Use Ansible to manage users and groups on Linux

The
You can download this article in PDF format to support us through the following link.

Download the guide in PDF format

turn off
The

The
The

On Linux, each process runs as a specific user, and each file and folder is owned by a specific user. In addition, user access to these files and folders is restricted.

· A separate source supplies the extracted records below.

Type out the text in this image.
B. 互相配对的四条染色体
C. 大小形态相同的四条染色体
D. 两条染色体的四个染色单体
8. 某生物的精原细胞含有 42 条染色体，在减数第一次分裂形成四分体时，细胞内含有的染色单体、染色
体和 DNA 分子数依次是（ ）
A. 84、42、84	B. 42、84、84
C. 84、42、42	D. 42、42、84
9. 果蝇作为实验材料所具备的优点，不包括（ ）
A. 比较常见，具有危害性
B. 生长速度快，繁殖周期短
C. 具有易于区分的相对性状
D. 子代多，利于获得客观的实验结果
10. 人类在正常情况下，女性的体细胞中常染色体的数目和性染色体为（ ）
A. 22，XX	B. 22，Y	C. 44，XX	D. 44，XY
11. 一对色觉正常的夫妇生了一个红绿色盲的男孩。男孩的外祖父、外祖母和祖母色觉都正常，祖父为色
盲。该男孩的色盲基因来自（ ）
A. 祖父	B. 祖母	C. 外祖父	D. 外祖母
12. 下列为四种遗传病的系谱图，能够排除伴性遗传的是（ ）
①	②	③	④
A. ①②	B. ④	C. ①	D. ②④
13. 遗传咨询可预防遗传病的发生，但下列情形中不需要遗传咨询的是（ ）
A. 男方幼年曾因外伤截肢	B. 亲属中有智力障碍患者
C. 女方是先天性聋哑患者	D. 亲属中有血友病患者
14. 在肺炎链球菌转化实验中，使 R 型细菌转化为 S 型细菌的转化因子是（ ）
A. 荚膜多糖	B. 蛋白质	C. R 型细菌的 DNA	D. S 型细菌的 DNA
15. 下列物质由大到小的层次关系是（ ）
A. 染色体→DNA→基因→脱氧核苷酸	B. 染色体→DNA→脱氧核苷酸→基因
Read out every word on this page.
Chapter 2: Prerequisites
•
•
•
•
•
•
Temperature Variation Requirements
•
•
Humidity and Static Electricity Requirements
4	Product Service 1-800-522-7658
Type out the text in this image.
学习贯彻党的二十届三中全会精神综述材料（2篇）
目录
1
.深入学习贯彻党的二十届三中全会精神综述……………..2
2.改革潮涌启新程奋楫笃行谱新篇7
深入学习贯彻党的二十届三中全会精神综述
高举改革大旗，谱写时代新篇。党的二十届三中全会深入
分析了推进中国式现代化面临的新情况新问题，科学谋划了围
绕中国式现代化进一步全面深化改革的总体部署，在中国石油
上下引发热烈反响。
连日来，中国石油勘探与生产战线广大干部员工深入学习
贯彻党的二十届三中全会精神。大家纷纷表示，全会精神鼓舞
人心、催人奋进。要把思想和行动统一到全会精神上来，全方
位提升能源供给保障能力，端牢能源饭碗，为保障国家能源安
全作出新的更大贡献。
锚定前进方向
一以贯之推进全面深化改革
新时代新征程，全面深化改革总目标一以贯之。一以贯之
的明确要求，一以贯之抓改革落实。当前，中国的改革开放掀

This shows that learning how to complete user management on Linux as an ordinary user or administrator is very important. Information about local users can be found in etc / passwd:

[email protected]:~$ tail -9 /etc/passwd
colord:x:121:126:colord colour management daemon,,,:/var/lib/colord:/usr/sbin/nologin
geoclue:x:122:127::/var/lib/geoclue:/usr/sbin/nologin
pulse:x:123:128:PulseAudio daemon,,,:/var/run/pulse:/usr/sbin/nologin
gnome-initial-setup:x:124:65534::/run/gnome-initial-setup/:/bin/false
gdm:x:125:130:Gnome Display Manager:/var/lib/gdm3:/bin/false
eugene:x:1000:1000:Eugene,,,:/home/eugene:/bin/bash
systemd-coredump:x:999:999:systemd Core Dumper:/:/usr/sbin/nologin
mysql:x:126:133:MySQL Server,,,:/nonexistent:/bin/false
redis:x:127:134::/var/lib/redis:/usr/sbin/nologin

The format is explained as follows:

username:password:uid:gid:gecos:home/dir:shell

Groups also have IDs, and each user belongs to a default group, the user-specific group (UPG). The user may also have supplementary groups. These supplementary groups can help users to access other files and processes. Information about groups can usually be found in etc / group:

[email protected]:~$ tail -9 /etc/group
gdm:x:130:
lxd:x:131:eugene
eugene:x:1000:
sambashare:x:132:eugene
systemd-coredump:x:999:
mysql:x:133:
redis:x:134:
vboxusers:x:135:
docker:x:136:

The format is explained as follows:

groupname:password:GID:

You have heard of the root user. Super users are super users, they have all the permissions of the system. The root directory can override all file permissions and is used to manage the system. Usually, we log in as a non-privileged user and then use the sudo command to gain root privileges.

As a Linux administrator, our task is to manage user accounts, such as adding users, deleting users, and so on. These tasks can be easily managed by Ansible. We will use Ansible Playbook to study them. In Ansible, user and group modules can help us complete user management tasks. The script focuses on various tasks.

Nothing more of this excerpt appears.